Habis Kesabaran

14K 1.6K 54
                                    

Merasa lapar setelah mencari buku untuk dihadiahkan ke temannya, Binar ingin mampir ke restoran cepat saji di pinggir jalan.

Sekarang pukul sembilan malam. Berhubung jarak menuju restoran cepat saji itu dekat, dia memilih memarkir mobilnya di parkiran toko buku dan berjalan kaki. Menyusuri trotoar jalan yang lumayan sepi itu, dia mendadak mendengar suara keributan di seberang jalan.
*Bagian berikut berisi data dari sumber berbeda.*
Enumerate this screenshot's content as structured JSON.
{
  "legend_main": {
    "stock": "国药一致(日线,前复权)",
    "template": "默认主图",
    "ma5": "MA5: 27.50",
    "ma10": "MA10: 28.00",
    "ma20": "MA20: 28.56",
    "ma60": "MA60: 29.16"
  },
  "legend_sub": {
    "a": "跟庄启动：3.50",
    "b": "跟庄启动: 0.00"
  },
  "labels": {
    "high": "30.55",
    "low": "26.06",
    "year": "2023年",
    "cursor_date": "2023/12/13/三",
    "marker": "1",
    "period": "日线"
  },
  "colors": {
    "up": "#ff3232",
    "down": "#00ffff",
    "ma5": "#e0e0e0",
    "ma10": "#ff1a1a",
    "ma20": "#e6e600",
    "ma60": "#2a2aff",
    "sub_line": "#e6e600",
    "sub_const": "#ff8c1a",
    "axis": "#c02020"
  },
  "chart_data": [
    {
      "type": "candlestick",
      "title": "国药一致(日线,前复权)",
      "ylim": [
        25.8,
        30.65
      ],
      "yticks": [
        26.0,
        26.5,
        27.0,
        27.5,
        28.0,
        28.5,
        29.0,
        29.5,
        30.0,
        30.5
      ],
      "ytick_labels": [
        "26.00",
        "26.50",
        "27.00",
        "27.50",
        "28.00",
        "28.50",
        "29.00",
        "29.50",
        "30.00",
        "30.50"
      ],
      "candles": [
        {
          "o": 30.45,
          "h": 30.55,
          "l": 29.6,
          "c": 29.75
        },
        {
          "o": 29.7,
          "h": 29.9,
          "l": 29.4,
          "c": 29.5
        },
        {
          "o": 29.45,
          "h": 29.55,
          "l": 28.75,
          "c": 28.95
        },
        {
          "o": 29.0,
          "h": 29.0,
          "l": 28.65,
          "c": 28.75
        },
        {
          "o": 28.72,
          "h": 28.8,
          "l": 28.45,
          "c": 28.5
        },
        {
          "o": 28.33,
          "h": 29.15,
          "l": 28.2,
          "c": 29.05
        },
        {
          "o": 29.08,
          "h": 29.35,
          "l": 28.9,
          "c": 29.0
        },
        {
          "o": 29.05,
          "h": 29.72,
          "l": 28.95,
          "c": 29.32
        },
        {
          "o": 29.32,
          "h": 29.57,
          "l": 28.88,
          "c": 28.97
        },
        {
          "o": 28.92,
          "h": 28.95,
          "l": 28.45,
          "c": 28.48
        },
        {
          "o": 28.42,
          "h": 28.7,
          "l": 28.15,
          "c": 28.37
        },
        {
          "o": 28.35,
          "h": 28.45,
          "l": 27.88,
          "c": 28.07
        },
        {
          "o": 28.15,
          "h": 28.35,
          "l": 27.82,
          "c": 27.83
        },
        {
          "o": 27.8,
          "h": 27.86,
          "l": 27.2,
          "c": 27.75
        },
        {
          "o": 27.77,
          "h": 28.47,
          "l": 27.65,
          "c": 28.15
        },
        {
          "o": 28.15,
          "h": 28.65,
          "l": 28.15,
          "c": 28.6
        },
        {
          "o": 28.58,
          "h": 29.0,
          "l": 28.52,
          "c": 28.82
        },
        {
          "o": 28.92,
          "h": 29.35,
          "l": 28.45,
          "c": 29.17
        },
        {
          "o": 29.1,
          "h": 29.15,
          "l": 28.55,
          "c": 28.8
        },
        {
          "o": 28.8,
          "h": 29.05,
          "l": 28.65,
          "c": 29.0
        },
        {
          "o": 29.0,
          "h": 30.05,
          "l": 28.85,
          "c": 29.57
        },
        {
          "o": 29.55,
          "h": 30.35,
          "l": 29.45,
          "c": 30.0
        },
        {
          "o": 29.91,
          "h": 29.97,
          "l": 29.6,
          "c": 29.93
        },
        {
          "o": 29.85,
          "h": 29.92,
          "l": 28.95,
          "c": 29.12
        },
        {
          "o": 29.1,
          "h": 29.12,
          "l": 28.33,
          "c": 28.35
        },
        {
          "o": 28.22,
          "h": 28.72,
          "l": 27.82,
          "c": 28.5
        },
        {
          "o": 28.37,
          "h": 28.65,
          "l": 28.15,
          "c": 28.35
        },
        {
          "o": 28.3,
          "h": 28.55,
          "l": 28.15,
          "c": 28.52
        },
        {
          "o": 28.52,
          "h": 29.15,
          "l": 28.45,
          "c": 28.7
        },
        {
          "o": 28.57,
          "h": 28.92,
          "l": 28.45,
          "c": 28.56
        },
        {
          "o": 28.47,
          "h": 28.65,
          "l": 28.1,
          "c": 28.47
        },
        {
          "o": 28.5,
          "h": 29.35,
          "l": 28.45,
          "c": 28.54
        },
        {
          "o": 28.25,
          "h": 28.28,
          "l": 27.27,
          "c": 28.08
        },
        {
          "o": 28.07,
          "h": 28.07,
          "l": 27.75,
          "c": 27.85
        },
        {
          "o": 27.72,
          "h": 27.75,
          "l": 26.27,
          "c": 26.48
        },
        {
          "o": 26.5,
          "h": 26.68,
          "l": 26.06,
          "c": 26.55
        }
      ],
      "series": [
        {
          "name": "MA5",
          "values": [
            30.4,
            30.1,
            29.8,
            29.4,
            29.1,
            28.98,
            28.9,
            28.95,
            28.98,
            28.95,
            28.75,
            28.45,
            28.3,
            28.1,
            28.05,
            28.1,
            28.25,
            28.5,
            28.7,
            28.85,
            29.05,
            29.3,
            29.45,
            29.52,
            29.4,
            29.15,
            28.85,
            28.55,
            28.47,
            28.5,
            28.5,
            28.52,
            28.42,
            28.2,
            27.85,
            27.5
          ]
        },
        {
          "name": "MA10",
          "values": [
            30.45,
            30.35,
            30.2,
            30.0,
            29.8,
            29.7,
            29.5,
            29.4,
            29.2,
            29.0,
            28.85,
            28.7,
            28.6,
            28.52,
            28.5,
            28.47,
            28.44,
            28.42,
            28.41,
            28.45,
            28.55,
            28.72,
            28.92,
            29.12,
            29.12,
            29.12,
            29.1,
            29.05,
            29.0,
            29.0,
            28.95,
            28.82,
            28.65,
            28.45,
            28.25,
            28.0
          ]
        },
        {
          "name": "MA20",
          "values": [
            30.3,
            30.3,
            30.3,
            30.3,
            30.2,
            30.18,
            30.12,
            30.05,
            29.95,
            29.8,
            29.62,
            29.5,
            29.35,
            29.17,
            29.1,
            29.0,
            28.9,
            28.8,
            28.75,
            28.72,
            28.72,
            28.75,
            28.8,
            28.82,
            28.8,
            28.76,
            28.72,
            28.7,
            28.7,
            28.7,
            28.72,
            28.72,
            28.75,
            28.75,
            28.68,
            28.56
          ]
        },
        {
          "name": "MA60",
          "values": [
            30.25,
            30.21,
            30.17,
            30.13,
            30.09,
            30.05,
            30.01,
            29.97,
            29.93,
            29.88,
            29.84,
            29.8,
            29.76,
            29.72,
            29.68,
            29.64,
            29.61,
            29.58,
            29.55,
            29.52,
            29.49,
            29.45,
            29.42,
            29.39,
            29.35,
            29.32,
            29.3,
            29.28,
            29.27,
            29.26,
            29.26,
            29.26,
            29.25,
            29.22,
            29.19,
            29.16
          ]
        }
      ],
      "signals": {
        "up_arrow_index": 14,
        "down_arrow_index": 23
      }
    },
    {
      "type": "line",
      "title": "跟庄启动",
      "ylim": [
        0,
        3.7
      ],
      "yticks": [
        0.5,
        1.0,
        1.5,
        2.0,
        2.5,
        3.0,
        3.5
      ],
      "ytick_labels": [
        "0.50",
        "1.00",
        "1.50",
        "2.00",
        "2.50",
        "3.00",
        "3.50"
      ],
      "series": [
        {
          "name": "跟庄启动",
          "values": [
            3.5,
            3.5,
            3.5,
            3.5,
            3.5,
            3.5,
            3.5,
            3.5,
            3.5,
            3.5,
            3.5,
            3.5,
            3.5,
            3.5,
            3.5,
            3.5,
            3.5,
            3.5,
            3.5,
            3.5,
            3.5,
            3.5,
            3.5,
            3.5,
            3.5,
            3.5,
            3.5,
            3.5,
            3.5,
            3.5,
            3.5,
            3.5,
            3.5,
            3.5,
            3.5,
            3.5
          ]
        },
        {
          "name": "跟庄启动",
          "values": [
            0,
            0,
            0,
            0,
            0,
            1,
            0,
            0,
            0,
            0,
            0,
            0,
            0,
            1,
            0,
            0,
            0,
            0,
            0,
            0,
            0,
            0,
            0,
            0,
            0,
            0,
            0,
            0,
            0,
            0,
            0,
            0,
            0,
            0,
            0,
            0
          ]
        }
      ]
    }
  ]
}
Binar menoleh dan dia seketika terperanjat mendapati seorang preman tengah memiting leher seorang wanita di dekat toko buah. Sebelah tangannya menodongkan pisau ke leher wanita itu. Orang-orang di sekitar mereka berteriak ketakutan. Namun, tak ada yang berani mendekat. Pasti karena sudah diancam oleh preman itu. Si preman berjalan mundur bersama sanderanya. Beberapa langkah lagi dirinya dan wanita itu tiba di belokan jalan. Jelas ingin kabur.

Binar segera menyebrang jalan. Dia melepas stiletto dan meletakannya ke sembarang tempat. Berjalan perlahan dari arah belakang preman itu, dia pun menelikung tangan si preman hingga dia menjatuhkan pisaunya. Binar pun melayangkan tinju ke wajah preman itu, membuat yang lainnya memekik dan si preman mengaduh.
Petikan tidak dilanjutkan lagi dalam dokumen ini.